An album that I have been listening to incessantly is Earth's "Hex: Or Printing in the Infernal Method." While visiting the good Erik Von Bartholomaus (www.erikvonbartholomaus.com) in New Mexico, he had put on this album during a drawing session we engaged in.
For me, Hex was one of those albums that right after the first few songs I knew I was going to be listening to the album for a very long time to come.
The album is a perfect soundtrack to the desert. It's all instrumental, easier to listen to as compared with their earlier stuff which is also instrumental, just heavier.

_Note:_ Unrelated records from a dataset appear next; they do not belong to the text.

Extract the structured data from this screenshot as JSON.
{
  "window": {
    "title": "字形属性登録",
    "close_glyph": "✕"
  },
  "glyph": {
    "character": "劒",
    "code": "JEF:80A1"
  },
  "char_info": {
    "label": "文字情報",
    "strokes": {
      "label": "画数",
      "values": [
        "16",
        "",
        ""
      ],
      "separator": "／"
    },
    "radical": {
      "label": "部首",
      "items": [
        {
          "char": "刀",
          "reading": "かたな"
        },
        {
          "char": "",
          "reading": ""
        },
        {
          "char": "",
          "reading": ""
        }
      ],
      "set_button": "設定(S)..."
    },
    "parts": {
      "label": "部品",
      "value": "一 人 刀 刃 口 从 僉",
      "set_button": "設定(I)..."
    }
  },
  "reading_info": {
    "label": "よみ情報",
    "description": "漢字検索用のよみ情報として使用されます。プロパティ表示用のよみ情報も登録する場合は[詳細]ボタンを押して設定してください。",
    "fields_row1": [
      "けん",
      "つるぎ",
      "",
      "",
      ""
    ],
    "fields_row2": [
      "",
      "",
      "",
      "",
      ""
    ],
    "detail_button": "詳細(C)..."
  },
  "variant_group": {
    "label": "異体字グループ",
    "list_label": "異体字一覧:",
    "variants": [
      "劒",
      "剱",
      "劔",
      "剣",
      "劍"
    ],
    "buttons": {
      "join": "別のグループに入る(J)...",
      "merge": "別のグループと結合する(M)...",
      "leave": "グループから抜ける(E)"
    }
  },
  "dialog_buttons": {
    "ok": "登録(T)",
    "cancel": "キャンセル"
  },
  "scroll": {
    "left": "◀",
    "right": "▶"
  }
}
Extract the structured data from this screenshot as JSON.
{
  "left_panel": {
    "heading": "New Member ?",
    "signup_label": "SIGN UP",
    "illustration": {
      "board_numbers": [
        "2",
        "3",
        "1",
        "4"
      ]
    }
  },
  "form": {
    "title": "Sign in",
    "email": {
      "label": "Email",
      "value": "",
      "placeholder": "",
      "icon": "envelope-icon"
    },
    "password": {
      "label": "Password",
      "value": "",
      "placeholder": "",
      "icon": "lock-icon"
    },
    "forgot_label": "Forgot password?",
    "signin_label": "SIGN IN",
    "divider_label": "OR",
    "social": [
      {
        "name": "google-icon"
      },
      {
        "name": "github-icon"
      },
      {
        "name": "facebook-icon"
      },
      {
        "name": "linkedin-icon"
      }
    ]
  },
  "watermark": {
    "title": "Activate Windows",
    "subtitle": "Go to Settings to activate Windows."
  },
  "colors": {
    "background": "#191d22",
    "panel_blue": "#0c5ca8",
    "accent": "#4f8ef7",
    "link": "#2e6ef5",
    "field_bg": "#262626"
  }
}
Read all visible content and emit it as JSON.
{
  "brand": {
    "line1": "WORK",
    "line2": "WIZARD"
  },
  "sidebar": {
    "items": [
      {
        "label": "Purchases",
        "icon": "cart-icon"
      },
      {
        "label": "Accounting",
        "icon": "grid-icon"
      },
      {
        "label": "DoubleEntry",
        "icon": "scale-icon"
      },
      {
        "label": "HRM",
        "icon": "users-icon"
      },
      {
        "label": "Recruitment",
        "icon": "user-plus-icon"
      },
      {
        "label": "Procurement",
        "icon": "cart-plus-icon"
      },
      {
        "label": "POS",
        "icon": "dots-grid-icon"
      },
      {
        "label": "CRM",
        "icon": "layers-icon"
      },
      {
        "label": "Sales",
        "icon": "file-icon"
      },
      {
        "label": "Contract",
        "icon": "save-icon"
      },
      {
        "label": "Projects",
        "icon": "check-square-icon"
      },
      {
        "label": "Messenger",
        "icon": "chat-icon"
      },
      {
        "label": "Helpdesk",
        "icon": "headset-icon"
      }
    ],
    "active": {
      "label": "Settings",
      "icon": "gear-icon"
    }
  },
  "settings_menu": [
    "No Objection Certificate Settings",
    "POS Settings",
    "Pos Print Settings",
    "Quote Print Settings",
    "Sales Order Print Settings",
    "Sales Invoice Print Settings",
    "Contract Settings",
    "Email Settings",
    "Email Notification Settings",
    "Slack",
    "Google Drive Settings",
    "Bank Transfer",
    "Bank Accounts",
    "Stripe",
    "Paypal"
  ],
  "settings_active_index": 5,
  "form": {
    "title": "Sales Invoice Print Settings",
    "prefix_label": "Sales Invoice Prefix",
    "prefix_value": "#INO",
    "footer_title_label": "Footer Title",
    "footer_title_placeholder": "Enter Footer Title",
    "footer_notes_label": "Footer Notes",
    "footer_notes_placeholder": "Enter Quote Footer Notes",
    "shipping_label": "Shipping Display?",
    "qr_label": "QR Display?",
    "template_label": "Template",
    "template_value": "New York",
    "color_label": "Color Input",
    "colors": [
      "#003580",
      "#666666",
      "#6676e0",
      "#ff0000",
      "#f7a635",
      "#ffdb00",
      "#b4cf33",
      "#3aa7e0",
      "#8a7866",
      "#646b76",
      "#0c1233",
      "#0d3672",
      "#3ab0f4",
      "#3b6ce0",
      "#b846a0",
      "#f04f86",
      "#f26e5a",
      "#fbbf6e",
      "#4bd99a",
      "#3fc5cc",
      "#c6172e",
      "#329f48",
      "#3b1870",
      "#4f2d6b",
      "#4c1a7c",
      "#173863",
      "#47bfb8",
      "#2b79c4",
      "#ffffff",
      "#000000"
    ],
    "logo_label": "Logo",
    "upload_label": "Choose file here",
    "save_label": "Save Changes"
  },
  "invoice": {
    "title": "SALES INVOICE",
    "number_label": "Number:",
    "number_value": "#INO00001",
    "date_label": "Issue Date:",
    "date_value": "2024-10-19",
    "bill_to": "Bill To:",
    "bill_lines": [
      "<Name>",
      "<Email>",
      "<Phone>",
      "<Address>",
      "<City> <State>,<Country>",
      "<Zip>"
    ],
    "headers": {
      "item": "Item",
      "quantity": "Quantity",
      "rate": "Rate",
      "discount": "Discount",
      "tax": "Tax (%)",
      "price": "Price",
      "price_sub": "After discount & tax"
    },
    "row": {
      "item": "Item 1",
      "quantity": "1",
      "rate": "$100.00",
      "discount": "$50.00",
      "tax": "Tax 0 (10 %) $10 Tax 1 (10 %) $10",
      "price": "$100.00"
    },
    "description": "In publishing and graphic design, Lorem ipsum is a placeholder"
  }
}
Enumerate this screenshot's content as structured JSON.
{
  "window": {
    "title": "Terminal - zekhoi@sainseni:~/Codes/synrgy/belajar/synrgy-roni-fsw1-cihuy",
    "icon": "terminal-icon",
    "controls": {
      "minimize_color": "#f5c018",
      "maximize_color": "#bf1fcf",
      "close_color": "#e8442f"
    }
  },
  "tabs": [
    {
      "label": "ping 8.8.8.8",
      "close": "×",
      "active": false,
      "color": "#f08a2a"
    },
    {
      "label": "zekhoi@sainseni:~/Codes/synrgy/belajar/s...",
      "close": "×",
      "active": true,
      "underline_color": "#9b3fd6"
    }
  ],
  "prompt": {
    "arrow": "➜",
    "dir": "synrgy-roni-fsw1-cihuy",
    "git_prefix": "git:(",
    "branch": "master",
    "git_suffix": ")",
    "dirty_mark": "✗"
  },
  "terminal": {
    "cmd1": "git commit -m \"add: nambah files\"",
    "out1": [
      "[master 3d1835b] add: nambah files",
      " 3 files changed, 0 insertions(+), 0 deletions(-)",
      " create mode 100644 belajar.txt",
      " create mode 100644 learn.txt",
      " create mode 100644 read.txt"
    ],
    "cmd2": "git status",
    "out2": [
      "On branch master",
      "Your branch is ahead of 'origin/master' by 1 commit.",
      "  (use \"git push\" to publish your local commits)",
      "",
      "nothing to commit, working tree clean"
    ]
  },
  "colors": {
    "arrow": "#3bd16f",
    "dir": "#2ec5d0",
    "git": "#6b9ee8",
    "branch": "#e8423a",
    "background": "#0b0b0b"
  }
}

The music brings one back in time to a desert land where the Indian is being pushed out, some renegade blood-thirsty Indians still scour the dead land, and the white man with his family has come to claim what is not theirs. There are photos is the album of the southwest that I had never seen anything like before - a man on top of a mountain of cow skulls that must be at least 30 feet high, Indians looking out onto a river that had its banks literally raped by those huge oil drilling structures, and a lot more pictures just like this.
On another note, the album is so good, its music has the power to recall a moment, conjure up a moment of sentimentality that I believe a lot of music today does not have the power to. I can listen to this album and be brought back to Erik's place, clearly.
I'm rambling this morning. I have a terrible stiff neck.